Apache Accumulo MapReduce Example

WordCount Example

The WordCount example (WordCount.java) uses MapReduce and Accumulo to compute word counts for a set of documents. This is accomplished using a map-only MapReduce job and a Accumulo table with combiners.

To run this example, create a directory in HDFS containing text files. You can use the Accumulo README for data:

$ hdfs dfs -mkdir /wc
$ hdfs dfs -copyFromLocal /path/to/accumulo/README.md /wc/README.md

Verify that the file was created:

$ hdfs dfs -ls /wc

After creating the table, run the WordCount MapReduce job with your HDFS input directory:

$ ./bin/runmr mapreduce.WordCount -i /wc

WordCount.java creates an Accumulo table (named with a SummingCombiner iterator attached to it. It runs a map-only M/R job that reads the specified HDFS directory containing text files and writes word counts to Accumulo table.

After the MapReduce job completes, query the Accumulo table to see word counts.

$ accumulo shell
username@instance> table wordCount
username@instance wordCount> scan -b the
the count:20080906 []    75
their count:20080906 []    2
them count:20080906 []    1
then count:20080906 []    1
...

Another example to look at is org.apache.accumulo.examples.mapreduce.UniqueColumns. This example computes the unique set of columns in a table and shows how a map reduce job can directly read a tables files from HDFS.

One more example available is org.apache.accumulo.examples.mapreduce.TokenFileWordCount. The TokenFileWordCount example works exactly the same as the WordCount example explained above except that it uses a token file rather than giving the password directly to the map-reduce job (this avoids having the password displayed in the job's configuration which is world-readable).

To create a token file, use the create-token utility

$ accumulo create-token

It defaults to creating a PasswordToken, but you can specify the token class with -tc (requires the fully qualified class name). Based on the token class, it will prompt you for each property required to create the token.

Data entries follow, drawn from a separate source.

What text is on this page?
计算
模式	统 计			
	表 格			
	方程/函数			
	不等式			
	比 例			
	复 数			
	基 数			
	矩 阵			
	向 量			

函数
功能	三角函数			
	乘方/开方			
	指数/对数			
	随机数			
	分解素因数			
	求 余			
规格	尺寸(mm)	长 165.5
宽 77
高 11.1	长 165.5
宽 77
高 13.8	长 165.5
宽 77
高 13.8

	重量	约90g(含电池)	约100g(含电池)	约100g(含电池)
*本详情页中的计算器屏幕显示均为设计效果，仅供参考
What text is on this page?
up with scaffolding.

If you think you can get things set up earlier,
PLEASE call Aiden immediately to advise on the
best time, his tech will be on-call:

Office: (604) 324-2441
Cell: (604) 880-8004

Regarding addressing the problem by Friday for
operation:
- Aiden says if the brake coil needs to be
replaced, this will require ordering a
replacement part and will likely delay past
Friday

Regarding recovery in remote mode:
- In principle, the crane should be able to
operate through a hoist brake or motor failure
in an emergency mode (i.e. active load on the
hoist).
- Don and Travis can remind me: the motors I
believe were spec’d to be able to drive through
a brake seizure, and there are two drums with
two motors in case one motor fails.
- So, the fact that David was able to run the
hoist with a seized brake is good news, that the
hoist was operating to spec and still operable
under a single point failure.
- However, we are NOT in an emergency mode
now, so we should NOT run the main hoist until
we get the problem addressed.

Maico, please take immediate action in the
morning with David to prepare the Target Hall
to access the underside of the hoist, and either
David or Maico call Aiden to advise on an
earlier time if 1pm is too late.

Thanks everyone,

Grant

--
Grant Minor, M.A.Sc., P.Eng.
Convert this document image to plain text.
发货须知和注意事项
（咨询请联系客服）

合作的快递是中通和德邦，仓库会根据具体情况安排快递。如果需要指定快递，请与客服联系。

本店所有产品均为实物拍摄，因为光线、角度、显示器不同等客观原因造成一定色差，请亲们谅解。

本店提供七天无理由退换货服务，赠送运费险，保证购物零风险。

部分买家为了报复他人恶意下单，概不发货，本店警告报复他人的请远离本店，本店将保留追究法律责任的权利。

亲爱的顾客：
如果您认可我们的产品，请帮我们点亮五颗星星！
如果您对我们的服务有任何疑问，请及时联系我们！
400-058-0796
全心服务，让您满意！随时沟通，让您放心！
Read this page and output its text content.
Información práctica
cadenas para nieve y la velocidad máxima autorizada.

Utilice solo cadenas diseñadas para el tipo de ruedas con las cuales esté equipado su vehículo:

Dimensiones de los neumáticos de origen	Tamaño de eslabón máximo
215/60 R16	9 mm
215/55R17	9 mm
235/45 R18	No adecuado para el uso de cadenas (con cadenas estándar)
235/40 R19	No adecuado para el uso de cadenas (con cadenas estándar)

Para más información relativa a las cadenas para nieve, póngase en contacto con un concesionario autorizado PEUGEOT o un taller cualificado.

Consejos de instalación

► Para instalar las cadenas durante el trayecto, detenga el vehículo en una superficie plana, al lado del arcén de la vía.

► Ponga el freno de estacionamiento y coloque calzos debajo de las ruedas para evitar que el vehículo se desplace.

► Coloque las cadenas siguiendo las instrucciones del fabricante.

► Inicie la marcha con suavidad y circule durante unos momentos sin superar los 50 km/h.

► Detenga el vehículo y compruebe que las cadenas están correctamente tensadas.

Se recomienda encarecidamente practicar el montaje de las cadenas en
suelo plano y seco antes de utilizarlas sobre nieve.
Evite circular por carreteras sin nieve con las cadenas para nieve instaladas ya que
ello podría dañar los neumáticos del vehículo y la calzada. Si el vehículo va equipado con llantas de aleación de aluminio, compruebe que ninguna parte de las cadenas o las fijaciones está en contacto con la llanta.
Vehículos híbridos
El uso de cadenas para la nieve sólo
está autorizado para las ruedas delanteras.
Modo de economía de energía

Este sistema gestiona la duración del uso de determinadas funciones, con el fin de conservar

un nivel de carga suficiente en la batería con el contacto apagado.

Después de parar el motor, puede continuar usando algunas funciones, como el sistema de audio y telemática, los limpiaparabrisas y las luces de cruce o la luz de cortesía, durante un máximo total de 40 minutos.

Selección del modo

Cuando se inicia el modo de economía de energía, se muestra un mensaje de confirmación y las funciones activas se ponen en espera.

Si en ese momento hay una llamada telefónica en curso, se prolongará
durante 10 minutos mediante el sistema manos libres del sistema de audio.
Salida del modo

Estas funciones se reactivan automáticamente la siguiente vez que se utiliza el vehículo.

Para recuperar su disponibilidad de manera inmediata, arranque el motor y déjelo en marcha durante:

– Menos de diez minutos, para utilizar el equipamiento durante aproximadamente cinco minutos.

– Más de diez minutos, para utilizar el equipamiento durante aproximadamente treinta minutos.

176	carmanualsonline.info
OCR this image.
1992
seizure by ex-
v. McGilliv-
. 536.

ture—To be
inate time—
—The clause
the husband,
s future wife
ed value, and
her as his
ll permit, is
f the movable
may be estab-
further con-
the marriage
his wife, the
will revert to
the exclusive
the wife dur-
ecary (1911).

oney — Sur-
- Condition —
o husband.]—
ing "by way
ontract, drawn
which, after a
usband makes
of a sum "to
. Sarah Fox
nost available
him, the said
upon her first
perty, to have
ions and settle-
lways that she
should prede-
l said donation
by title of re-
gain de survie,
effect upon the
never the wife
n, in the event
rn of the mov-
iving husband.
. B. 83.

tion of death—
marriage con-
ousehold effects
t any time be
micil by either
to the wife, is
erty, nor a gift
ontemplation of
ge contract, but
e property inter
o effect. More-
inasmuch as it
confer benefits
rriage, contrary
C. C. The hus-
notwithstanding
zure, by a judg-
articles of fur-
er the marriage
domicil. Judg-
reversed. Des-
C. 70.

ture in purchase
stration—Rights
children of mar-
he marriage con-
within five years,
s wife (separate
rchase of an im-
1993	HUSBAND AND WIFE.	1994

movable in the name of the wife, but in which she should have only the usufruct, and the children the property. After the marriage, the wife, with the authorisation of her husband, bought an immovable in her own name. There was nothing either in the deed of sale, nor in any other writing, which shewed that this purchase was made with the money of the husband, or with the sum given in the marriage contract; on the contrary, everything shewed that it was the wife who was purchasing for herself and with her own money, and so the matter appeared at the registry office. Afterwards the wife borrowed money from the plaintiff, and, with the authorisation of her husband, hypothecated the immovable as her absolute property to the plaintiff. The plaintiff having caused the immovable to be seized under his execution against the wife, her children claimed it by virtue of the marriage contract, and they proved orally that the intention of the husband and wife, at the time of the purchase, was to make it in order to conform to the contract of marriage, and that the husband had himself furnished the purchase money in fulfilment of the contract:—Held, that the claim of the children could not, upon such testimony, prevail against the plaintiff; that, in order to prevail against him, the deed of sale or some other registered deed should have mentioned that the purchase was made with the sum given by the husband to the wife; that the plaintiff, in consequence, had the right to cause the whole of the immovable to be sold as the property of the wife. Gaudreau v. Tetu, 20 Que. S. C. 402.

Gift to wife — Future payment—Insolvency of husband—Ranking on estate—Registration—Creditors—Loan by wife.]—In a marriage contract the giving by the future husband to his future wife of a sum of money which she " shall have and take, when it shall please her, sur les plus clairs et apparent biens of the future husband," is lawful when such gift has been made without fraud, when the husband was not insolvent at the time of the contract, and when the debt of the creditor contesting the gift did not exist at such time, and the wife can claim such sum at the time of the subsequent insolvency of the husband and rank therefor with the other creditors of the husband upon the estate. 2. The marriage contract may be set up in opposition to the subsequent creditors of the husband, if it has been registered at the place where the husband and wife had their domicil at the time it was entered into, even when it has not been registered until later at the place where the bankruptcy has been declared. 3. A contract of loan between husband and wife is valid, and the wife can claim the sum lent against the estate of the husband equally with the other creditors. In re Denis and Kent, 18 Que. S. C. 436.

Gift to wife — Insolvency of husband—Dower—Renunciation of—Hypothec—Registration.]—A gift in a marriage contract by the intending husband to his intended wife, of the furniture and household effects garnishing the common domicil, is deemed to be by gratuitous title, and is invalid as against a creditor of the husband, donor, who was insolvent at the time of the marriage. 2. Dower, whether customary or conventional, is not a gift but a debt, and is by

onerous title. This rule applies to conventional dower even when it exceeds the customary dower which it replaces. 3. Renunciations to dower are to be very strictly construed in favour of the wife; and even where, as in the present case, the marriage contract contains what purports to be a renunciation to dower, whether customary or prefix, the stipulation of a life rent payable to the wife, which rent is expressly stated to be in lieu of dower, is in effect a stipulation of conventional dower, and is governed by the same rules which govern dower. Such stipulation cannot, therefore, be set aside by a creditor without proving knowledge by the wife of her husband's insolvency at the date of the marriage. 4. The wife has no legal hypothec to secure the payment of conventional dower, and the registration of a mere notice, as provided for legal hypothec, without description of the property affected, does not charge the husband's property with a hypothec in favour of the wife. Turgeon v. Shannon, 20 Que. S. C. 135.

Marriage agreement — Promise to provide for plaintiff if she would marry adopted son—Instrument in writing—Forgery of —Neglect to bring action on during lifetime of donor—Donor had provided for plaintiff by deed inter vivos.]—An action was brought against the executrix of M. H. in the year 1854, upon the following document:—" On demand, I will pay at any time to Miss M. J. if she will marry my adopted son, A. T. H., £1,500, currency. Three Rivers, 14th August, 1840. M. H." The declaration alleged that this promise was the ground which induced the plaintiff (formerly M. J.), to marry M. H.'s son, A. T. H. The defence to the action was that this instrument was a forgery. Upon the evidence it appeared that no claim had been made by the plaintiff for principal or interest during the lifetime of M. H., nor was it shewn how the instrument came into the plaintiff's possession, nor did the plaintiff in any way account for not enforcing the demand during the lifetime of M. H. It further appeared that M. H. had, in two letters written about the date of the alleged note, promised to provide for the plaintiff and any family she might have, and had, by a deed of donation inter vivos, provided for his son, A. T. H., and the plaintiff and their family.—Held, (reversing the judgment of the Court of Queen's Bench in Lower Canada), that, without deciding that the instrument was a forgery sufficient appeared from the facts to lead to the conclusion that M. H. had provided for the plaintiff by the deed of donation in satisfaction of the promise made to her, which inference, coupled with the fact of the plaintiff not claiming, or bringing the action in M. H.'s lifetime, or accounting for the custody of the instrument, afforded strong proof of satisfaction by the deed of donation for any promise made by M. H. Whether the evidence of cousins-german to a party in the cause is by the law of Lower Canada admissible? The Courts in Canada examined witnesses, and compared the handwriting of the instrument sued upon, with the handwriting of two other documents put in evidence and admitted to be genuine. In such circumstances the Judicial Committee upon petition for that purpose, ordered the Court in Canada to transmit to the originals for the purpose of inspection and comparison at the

The last value it prompts for is a local filename to save to. If this file exists, it will append the new token to the end. Multiple tokens can exist in a file, but only the first one for each user will be recognized.

Rather than waiting for the prompts, you can specify some options when calling create-token, for example

$ accumulo create-token -u root -p secret -f root.pw

would create a token file containing a PasswordToken for user ‘root’ with password ‘secret’ and saved to ‘root.pw’

This local file needs to be uploaded to hdfs to be used with the map-reduce job. For example, if the file were ‘root.pw’ in the local directory:

$ hadoop fs -put root.pw root.pw

This would put ‘root.pw’ in the user's home directory in hdfs.

Because the basic WordCount example uses Opts to parse its arguments (which extends ClientOnRequiredTable), you can use a token file with the basic WordCount example by calling the same command as explained above except replacing the password with the token file (rather than -p, use -tf).

$ ./bin/runmr mapreduce.WordCount --input /user/username/wc -t wordCount -u username -tf tokenfile

In the above examples, username was ‘root’ and tokenfile was ‘root.pw’

However, if you don't want to use the Opts class to parse arguments, the TokenFileWordCount is an example of using the token file manually.

$ ./bin/runmr mapreduce.TokenFileWordCount instance zookeepers username tokenfile /user/username/wc wordCount

The results should be the same as the WordCount example except that the authentication token was not stored in the configuration. It was instead stored in a file that the map-reduce job pulled into the distributed cache. (If you ran either of these on the same table right after the WordCount example, then the resulting counts should just double.)